William Bailey Lamar | |
State: | Florida |
Term Start: | March 4, 1903 |
Term End: | March 3, 1909 |
Predecessor: | District established |
Successor: | Dannite H. Mays |
Office1: | 16th Florida Attorney General |
Governor1: | Francis P. Fleming Henry L. Mitchell William D. Bloxham William Sherman Jennings |
Term Start1: | January 8, 1889 |
Term End1: | March 4, 1903 |
Predecessor1: | Charles Merian Cooper |
Successor1: | James B. Whitfield |
State House2: | Florida |
District2: | Jefferson |
Term Start2: | 1886 |
Term End2: | January 8, 1889 |
Birth Date: | 12 June 1853 |
Birth Place: | Monticello, Florida, US |
Death Place: | Thomasville, Georgia, US |
Party: | Democratic |
Education: | Jefferson Academy University of Georgia Cumberland University |
Occupation: | Attorney |
William Bailey Lamar (June 12, 1853 – September 26, 1928) was an American attorney and politician who served as a U.S. representative from Florida from 1903 to 1909.[1]
Lamar was born on June 12, 1853, in Monticello, Florida. He was a member of the Lamar family, a political family from Georgia.[2] Lamar attended Jefferson Academy in Monticello, and later went on to attend the University of Georgia. He lived in Athens, Georgia, from 1866 until 1873, when he began attending Cumberland University's law school in Lebanon, Tennessee, graduating in 1875.[3]
That same year, Lamar was admitted into the Mississippi Bar and began a private practice in Tupelo, Mississippi.
In 1877, Lamar returned to Florida, having been appointed clerk of the Jefferson County court, a position he held until 1881. In 1883, Lamar, a Democrat, was appointed judge of the Jefferson County court, serving until 1886, when he was elected to the Florida House of Representatives, representing Jefferson County. Lamar served as a representative until 1889, when he was appointed the 16th Florida Attorney General by newly elected Governor Francis P. Fleming.[4]
During his long 14-year tenure as Attorney General, Lamar oversaw the industrialization and modernization of the formerly agrarian Florida economy.[5] However, Lamar ensured that Florida would remain segregated, as he turned a blind eye while his subordinates instituted laws banning blacks from entire towns.[6]
As a result of the 1900 U.S. Census, Florida was apportioned a third U.S. House seat for the 1902 election. Lamar received the Democratic nomination in 1902, and ran unopposed in the general election.[7] He was reelected in 1904 after defeating Republican L. M. Ware.

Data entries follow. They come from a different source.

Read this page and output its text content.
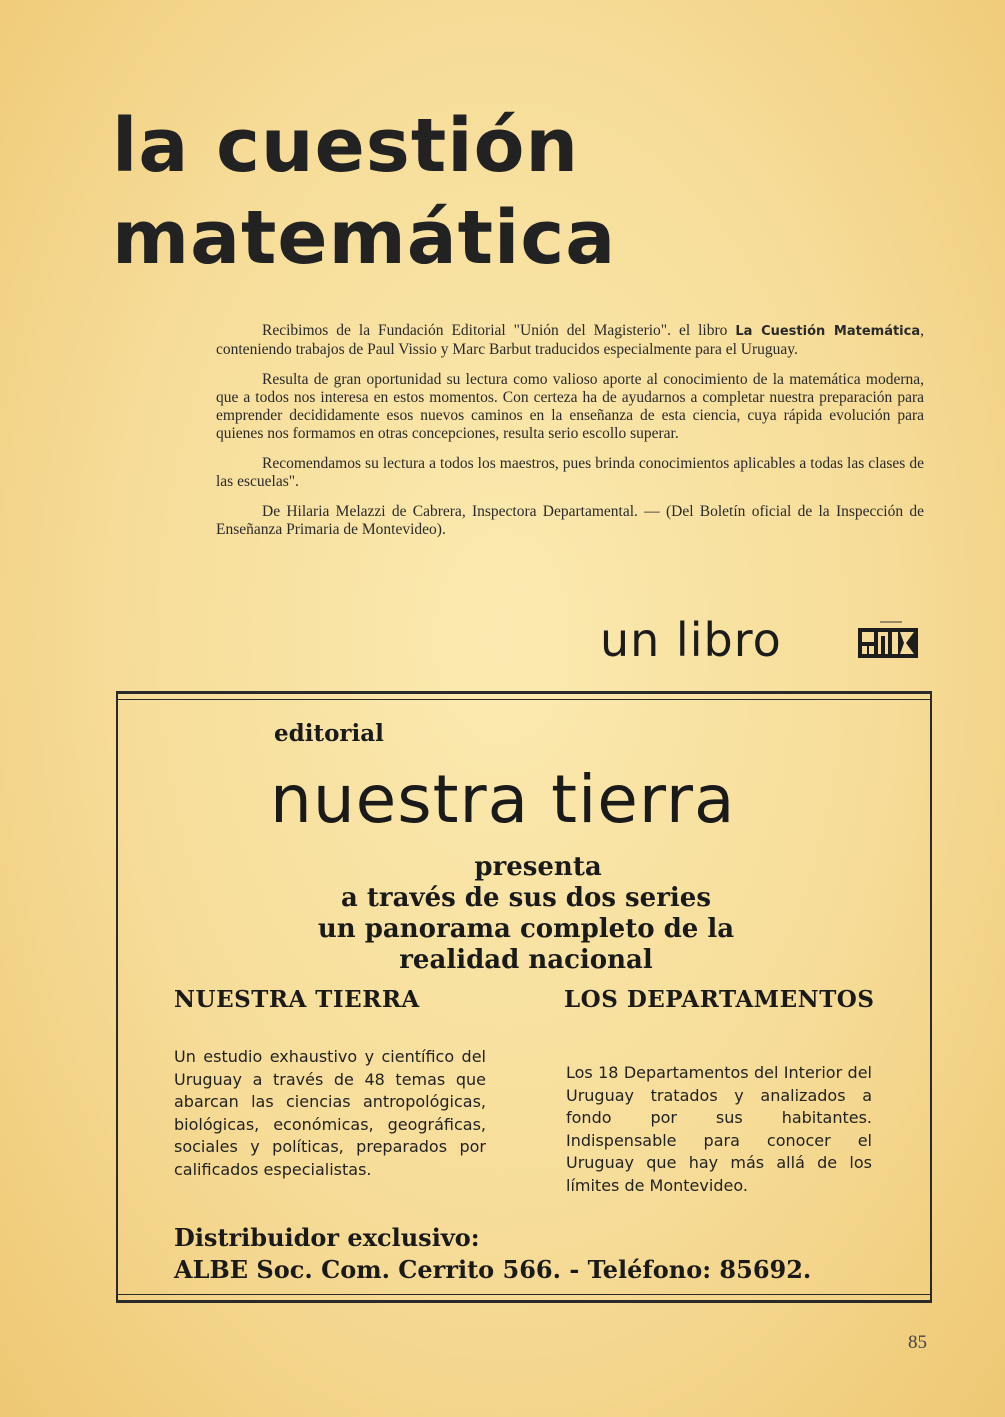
la cuestión
matemática

Recibimos de la Fundación Editorial "Unión del Magisterio". el libro La Cuestión Matemática, conteniendo trabajos de Paul Vissio y Marc Barbut traducidos especialmente para el Uruguay.

Resulta de gran oportunidad su lectura como valioso aporte al conocimiento de la matemática moderna, que a todos nos interesa en estos momentos. Con certeza ha de ayudarnos a completar nuestra preparación para emprender decididamente esos nuevos caminos en la enseñanza de esta ciencia, cuya rápida evolución para quienes nos formamos en otras concepciones, resulta serio escollo superar.

Recomendamos su lectura a todos los maestros, pues brinda conocimientos aplicables a todas las clases de las escuelas".

De Hilaria Melazzi de Cabrera, Inspectora Departamental. — (Del Boletín oficial de la Inspección de Enseñanza Primaria de Montevideo).

un libro
editorial
nuestra tierra
presenta
a través de sus dos series
un panorama completo de la
realidad nacional
NUESTRA TIERRA	LOS DEPARTAMENTOS
Un estudio exhaustivo y científico del Uruguay a través de 48 temas que abarcan las ciencias antropológicas, biológicas, económicas, geográficas, sociales y políticas, preparados por calificados especialistas.
Los 18 Departamentos del Interior del Uruguay tratados y analizados a fondo por sus habitantes. Indispensable para conocer el Uruguay que hay más allá de los límites de Montevideo.
Distribuidor exclusivo:
ALBE Soc. Com. Cerrito 566. - Teléfono: 85692.
85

In 1906 he faced only token opposition from Socialist T. B. Meeker.[8] [9]
On December 23, 1907, one of Florida's U.S. Senators, Stephen Mallory, II, died in office. The Florida Legislature appointed Duval County solicitor William James Bryan to finish Mallory's term in the U.S. Senate, but Bryan died not long after, on March 22, 1908.[10] The Legislature then appointed the former mayor of Marianna, Florida, William Hall Milton, to the Senate seat, which was up for election later that year.[11]
Lamar did not run for reelection for his house seat, opting instead to run for the senate seat. However, Lamar did not receive the Democratic nomination, losing to the former mayor of Jacksonville Duncan U. Fletcher. Fletcher went on to win the seat, running unopposed in the general election.[12]
After his loss in the Senate race, Lamar retired politically, returning to a private law practice. In 1915, he was appointed national commissioner to the Panama-Pacific International Exposition in San Francisco, California.
Lamar died on September 26, 1928, at his winter home in Thomasville, Georgia. He is buried in Athens' Oconee Hill Cemetery.
Lamar married Ethel Healey on June 8, 1904, though they did not have children.[13]